So here’s the problem:

Workers in remote locations are especially prone to mental health problems. Yet their remote location makes it hard for them to access support.

SMART researcher Dr Shiva Pedram has a long history of working with the coal mining industry and developing virtual reality applications for their training needs.

Now she has turned her attention to mental health and she successfully received funding ($45K) from Coal Mines Insurance, Mines Rescue and Advantage SME

“All around the world, there are miners and other workers who are working far from big cities,’’ she says.

“In any workplace there are going to be issues such as bullying, PTSD, anxiety or depression, yet there is no or very limited professional support for those working in remote locations.”

Dr Shiva Pedram

Dr Pedram has just completed the first phase of a project to deliver psychotherapy to workers by linking them up with psychologist via a VR headset (Oculus Go).

The study compared the experiences of 30 ‘clients’ (aged between 20-70 years old) who participated in both VR and Skype-based mock counselling sessions (delivered by trained psychotherapists).   she then used pre- and post-counselling questionnaires followed by face to face interviews to investigate participants’ counselling experience in both Skype and VR.

Overall, VR was found to outperform Skype as a therapeutic tool, in part because participants had a heightened sense of presence (being there in the room with the therapist).It was also more powerful in building client engagement , and – crucially – client commitment to the therapy. This is very important because, the rates of early treatment termination appears to be considerably higher for remote workers when they were using other technological interventions due to lack of engagement and commitment.
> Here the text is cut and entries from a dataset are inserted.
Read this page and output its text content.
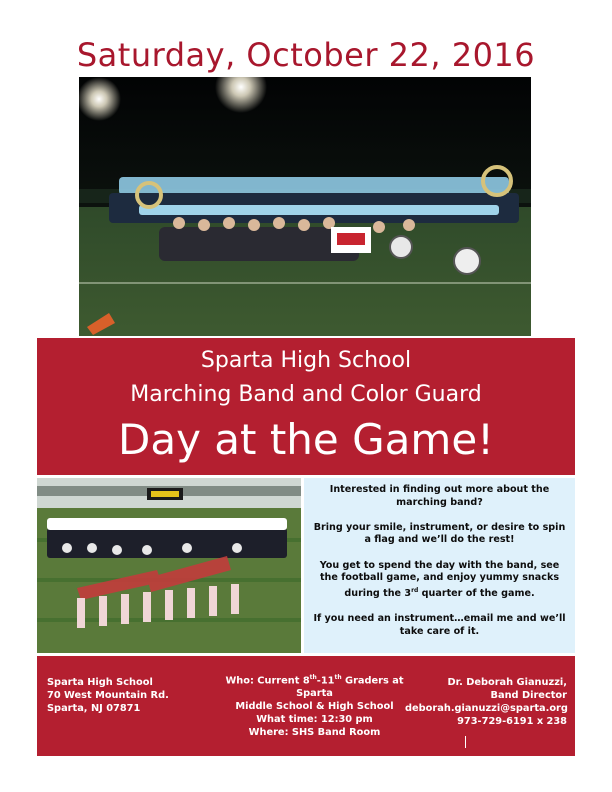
Saturday, October 22, 2016
Sparta High School
Marching Band and Color Guard
Day at the Game!

Interested in finding out more about the marching band?

Bring your smile, instrument, or desire to spin a flag and we’ll do the rest!

You get to spend the day with the band, see the football game, and enjoy yummy snacks during the 3rd quarter of the game.

If you need an instrument…email me and we’ll take care of it.

Sparta High School
70 West Mountain Rd.
Sparta, NJ 07871
Who: Current 8th-11th Graders at Sparta
Middle School & High School
What time: 12:30 pm
Where: SHS Band Room
Dr. Deborah Gianuzzi,
Band Director
deborah.gianuzzi@sparta.org
973-729-6191 x 238
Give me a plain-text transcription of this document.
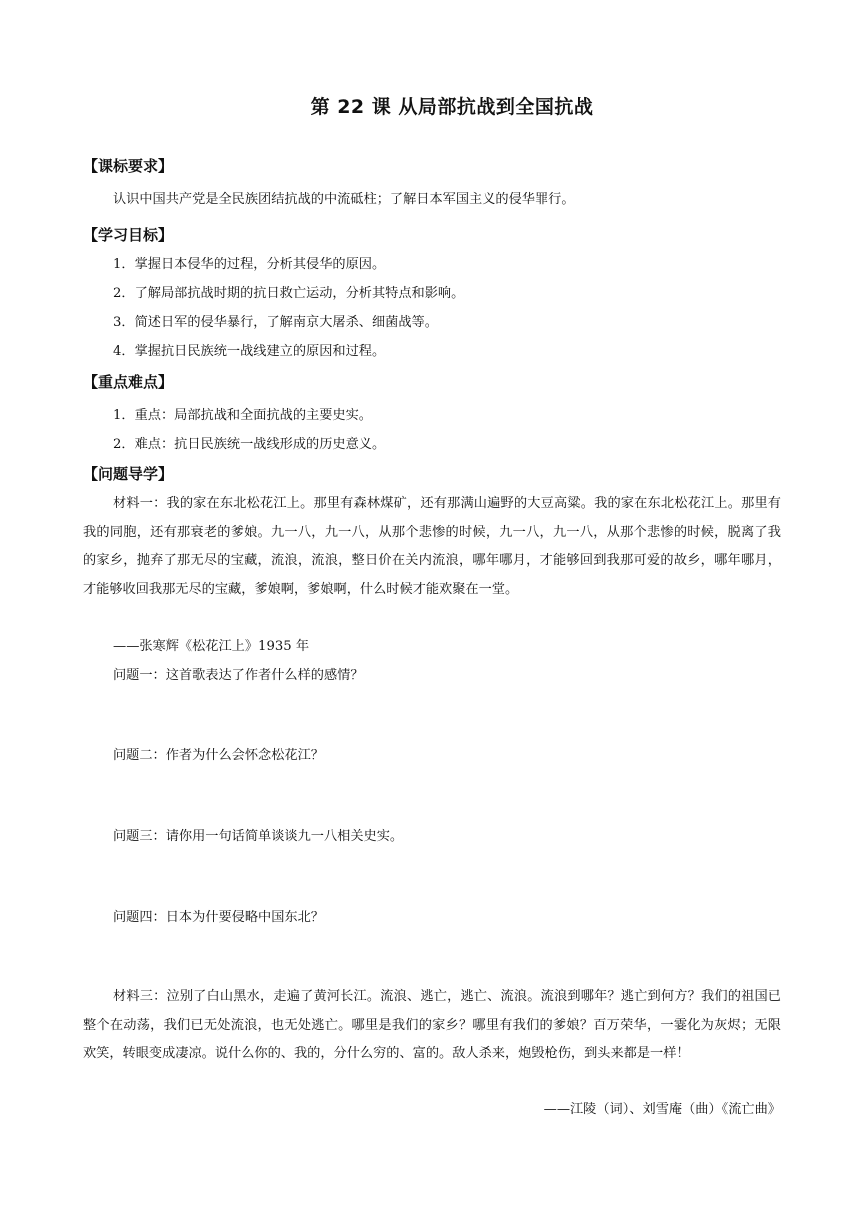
第 22 课 从局部抗战到全国抗战
【课标要求】
认识中国共产党是全民族团结抗战的中流砥柱；了解日本军国主义的侵华罪行。
【学习目标】
1．掌握日本侵华的过程，分析其侵华的原因。
2．了解局部抗战时期的抗日救亡运动，分析其特点和影响。
3．简述日军的侵华暴行，了解南京大屠杀、细菌战等。
4．掌握抗日民族统一战线建立的原因和过程。
【重点难点】
1．重点：局部抗战和全面抗战的主要史实。
2．难点：抗日民族统一战线形成的历史意义。
【问题导学】
材料一：我的家在东北松花江上。那里有森林煤矿，还有那满山遍野的大豆高粱。我的家在东北松花江上。那里有我的同胞，还有那衰老的爹娘。九一八，九一八，从那个悲惨的时候，九一八，九一八，从那个悲惨的时候，脱离了我的家乡，抛弃了那无尽的宝藏，流浪，流浪，整日价在关内流浪，哪年哪月，才能够回到我那可爱的故乡，哪年哪月，才能够收回我那无尽的宝藏，爹娘啊，爹娘啊，什么时候才能欢聚在一堂。
——张寒辉《松花江上》1935 年
问题一：这首歌表达了作者什么样的感情？
问题二：作者为什么会怀念松花江？
问题三：请你用一句话简单谈谈九一八相关史实。
问题四：日本为什要侵略中国东北？
材料三：泣别了白山黑水，走遍了黄河长江。流浪、逃亡，逃亡、流浪。流浪到哪年？逃亡到何方？我们的祖国已整个在动荡，我们已无处流浪，也无处逃亡。哪里是我们的家乡？哪里有我们的爹娘？百万荣华，一霎化为灰烬；无限欢笑，转眼变成凄凉。说什么你的、我的，分什么穷的、富的。敌人杀来，炮毁枪伤，到头来都是一样！
——江陵（词）、刘雪庵（曲）《流亡曲》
“Our findings suggest that using VR may reduce dropouts and produce more positive clinical outcomes,” Dr Pedram said.

One surprising finding of the study was that some participants actually preferred that the interaction was with an avatar of the psychologist, rather than actual therapist.
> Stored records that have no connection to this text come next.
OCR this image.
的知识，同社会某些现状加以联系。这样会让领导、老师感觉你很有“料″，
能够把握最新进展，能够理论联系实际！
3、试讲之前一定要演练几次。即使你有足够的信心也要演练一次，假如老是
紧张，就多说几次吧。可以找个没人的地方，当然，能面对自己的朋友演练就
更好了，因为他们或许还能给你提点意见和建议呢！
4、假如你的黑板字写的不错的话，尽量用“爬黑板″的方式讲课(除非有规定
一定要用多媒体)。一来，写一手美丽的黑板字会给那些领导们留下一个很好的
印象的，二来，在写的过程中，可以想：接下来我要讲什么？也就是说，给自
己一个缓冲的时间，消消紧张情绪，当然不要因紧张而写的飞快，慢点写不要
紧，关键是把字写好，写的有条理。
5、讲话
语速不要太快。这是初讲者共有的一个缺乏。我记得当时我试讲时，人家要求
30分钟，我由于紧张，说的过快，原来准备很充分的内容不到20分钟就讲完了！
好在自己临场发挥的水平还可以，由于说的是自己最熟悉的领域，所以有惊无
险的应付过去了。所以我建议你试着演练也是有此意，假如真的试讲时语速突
“One participant – someone with an outgoing personality – told me how they knew someone was listening to them, but the fact that they couldn’t see them liberated them from the fear of being judged,” she said.

Next year, the project will embark on second phase, with updated equipment (Oculus Quest VR Headset) that will accurately replicate hand movements.

In addition, Dr Pedram will monitor clients’ physiological reactions to counselling sessions, such as skin conductance and heart rate monitor, to gain a more accurate idea of the efficiency of the approach.